AQTr : Est-ce que tout cela est simplement une tendance passagère ou le big data aura un impact significatif sur nos vies et transformera notre relation avec le transport?

R.C. :
On réalise bien que le big data s’inscrit dans une continuité de la complexité. On vit continuellement une réingénierie des processus informationnels où l’adaptation à de nouveaux instruments, de nouvelles données et de nouveaux modèles permet d’aborder des questions sous de nouvelles dimensions. À ce moment-ci, les big data autorisent l’examen du transport urbain à un niveau de résolution beaucoup plus fin ainsi que dans son dynamisme (micro-simulation de la demande et de l’offre). Comme l’organisation du transport est une chose « artificielle » (dans le sens de créer de toute pièce par l’humain), il est certain que l’information doit constituer le fondement de sa conception et de sa gestion. En outre, le transport en commun est reconnu comme un système en coproduction (rencontre de convergence entre un fournisseur de service et son client), et la qualité des échanges d’information est un gage de succès de cette entreprise.

AQTr : Finalement, quand assistera-t-on au premier diplômé en big data?

R.C. :
Explicitement, est-ce bien nécessaire de recourir à cette appellation?
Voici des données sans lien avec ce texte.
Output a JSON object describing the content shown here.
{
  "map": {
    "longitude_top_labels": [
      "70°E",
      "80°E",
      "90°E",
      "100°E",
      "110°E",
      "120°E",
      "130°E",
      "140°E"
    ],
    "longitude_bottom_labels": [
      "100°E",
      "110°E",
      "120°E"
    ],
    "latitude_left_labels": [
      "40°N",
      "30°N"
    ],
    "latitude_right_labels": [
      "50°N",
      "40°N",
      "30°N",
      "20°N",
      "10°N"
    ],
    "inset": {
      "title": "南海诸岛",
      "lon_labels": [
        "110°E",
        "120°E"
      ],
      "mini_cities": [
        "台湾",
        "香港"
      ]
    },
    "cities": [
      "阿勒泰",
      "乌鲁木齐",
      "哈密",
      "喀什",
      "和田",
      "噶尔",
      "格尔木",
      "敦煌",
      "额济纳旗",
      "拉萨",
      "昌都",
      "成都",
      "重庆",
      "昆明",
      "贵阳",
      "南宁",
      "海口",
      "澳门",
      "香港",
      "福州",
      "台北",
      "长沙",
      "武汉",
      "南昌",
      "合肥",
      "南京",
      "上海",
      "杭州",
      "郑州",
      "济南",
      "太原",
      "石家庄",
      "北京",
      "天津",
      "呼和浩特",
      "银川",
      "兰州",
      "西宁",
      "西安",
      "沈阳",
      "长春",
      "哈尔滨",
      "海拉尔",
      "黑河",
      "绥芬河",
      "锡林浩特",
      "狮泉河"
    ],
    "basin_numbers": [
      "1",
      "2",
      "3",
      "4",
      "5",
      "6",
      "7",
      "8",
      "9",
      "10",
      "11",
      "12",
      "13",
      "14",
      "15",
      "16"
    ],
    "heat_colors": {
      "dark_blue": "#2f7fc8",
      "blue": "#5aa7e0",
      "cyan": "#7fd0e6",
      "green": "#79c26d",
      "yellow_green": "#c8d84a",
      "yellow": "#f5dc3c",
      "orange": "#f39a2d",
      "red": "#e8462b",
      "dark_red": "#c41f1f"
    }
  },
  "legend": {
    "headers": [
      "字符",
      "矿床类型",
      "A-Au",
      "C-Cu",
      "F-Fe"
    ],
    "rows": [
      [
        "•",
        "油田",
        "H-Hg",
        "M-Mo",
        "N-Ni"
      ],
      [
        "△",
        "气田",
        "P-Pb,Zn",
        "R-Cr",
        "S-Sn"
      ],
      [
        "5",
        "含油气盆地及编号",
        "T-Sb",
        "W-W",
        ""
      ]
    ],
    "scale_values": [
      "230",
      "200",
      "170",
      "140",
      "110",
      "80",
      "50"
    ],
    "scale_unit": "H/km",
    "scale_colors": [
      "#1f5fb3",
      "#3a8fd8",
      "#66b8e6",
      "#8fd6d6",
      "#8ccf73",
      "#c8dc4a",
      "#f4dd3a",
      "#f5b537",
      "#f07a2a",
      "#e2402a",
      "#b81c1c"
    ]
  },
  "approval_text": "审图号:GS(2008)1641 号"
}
Je ne crois pas. Déjà la majorité de nos préoccupations de recherche y est consacrée. La formation de nos professionnels s’y est bien adaptée. Culturellement, il devient nécessaire que les entreprises reconnaissent que les big data, outre l’entreposage des données, ne sont pas réservés aux services informatiques; les planificateurs et les analystes des transports doivent être en mesure d’en tirer parti d’une manière créative et opérationnelle, et ce, dans un contexte pluridisciplinaire. À mon avis, dans cette mouvance informationnelle « googléienne », il faut faire une place à un « autodidactisme » orienté (organisationnel ou personnel) si l’on désire faire du développement méthodologique durable.